As with any construction project, the presence of large trucks and equipment greatly increases risks related to visitor safety. Given the fact that the Jeremy’s Bay Campground has one access road and the infrastructure that will be under construction is in close proximity to campsites, roads, and trails, there would be no way to ensure the safety of visitors around the construction sites and the large equipment.

The movement of equipment and material would have significantly limited Parks Canada’s ability to maintain normal seasonal operations, especially with there being only one entrance to the Jeremy’s Bay Campground. Also, other parks that have done phased work in their campgrounds have noted and received feedback that the ongoing construction over multiple camping seasons negatively impacts the experience visitors seek when camping in our national parks, including excessive noise, dust and disruption.

7. Couldn’t this work have been done during the winter and/or shoulder season?

Parks Canada fully assessed several options for construction phases and timelines, including doing the work in the winter and shoulder season.

Limiting the work to the winter and shoulder seasons would have extended the project construction over multiple years leading to prolonged negative camping experiences for visitors. Plus, working in the winter can inflate the cost of the project, with the higher likelihood of inclement weather further delaying the work and further increasing costs and time required to complete the work.

8. Will the park still be open? Will this effect programming?

All day-use and backcountry activities and facilities will remain open during the closure of the Jeremy’s Bay Campground.

9. Where else in the area can I camp or stay overnight?

For a list of accommodations and campgrounds near Kejimkujik, please visit the Friends of Keji website or Nova Scotia's Places to Stay.

10. Will this project increase the size of the Jeremy’s Bay Campground?
This project will not impact the size of the Jeremy’s Bay Campground, nor will it increase the size of the washroom footprint itself because the new washrooms will be built on the existing washroom footprint.

Completed projects

Replacement of the Eel Weir bridge

The replacement of the Eel Weir bridge was completed in 2017. The Eel Weir Bridge facilitates (pedestrian) backcountry access for hikers, paddlers and campers, and expedites staff travel in the provision of services to these visitors. The Eel Weir Bridge supports access to Kejimkujik’s backcountry, which is critical to the ongoing resource conservation monitoring programs conducted by staff and researchers. Parks Canada’s investments in the Eel Weir Bridge further enables important work toward the important goals of ecological integrity and quality visitor experiences.
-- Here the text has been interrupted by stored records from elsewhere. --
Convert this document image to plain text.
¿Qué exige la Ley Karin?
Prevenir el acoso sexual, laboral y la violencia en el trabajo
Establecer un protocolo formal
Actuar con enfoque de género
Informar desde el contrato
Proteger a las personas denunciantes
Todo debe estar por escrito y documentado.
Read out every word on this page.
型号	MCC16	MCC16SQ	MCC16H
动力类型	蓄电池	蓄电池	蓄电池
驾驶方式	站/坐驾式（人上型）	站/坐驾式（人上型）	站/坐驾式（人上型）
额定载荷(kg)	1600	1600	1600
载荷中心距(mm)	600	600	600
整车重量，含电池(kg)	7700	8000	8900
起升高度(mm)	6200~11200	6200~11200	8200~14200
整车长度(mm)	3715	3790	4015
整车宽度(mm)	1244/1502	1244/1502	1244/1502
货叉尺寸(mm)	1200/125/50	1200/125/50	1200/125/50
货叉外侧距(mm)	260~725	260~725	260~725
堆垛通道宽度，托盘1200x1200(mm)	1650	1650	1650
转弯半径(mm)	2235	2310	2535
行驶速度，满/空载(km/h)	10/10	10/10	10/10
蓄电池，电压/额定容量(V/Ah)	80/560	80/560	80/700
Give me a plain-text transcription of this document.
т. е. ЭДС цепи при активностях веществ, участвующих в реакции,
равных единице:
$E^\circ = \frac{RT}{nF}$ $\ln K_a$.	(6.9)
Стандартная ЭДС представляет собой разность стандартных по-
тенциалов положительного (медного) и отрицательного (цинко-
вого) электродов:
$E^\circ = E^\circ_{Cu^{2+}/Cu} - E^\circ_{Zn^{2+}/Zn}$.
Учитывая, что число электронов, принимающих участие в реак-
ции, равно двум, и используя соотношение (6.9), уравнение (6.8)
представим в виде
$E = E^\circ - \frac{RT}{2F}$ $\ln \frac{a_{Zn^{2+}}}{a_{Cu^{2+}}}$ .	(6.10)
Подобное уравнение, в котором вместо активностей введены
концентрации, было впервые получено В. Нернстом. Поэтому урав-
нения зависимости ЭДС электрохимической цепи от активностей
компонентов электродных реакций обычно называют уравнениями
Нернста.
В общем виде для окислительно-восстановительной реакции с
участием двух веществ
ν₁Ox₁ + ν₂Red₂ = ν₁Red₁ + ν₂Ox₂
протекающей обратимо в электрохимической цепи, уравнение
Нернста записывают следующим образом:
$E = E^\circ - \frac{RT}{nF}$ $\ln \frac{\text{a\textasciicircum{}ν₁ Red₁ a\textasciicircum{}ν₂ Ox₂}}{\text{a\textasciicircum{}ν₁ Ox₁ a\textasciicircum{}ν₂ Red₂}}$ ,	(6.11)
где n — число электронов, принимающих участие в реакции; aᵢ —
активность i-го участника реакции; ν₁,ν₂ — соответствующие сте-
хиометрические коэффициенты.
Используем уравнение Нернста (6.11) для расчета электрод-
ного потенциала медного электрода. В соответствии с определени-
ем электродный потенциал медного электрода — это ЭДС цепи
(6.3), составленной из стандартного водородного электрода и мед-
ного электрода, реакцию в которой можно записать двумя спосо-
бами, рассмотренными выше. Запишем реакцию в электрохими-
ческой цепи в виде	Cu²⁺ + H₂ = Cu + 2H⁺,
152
Archaeological work was a critical preliminary first step in the construction process. Archeologists from Parks Canada and the Mi’kmaq Rights Initiative worked together to do some preliminary archeology at the site before construction of the new bridge began. Over many weeks, they uncovered over 5,000 artifacts. These artifacts were catalogued, analyzed, and are being stored at Parks Canada’s archeology lab in Dartmouth.

Visitor Centre / Administration building

In the winter and spring of 2018 season, the park’s Visitor Centre and main administration building received some updates. Contractors replaced the outdated oil fire boiler with a new heat pump and solar hot water system; the roof was replaced; and a new septic system was installed.

Related Archeological Work

As the only national park, which is also a national historic site recognizing the Mi’kmaw cultural landscape here, archaeological work is a critical preliminary first step in the construction process. Before construction work begins, archeologists investigate the area using a series of test pits to search for the presence of cultural resources and historical artifacts. If discovered, they are recovered and preserved. 

What we learn from archaeology is not only important for conservation, but also for protection and presentation. Artifacts help us to better understand these sites, their history and the people that lived and worked there, which in turn informs the interpretation of the site for visitors.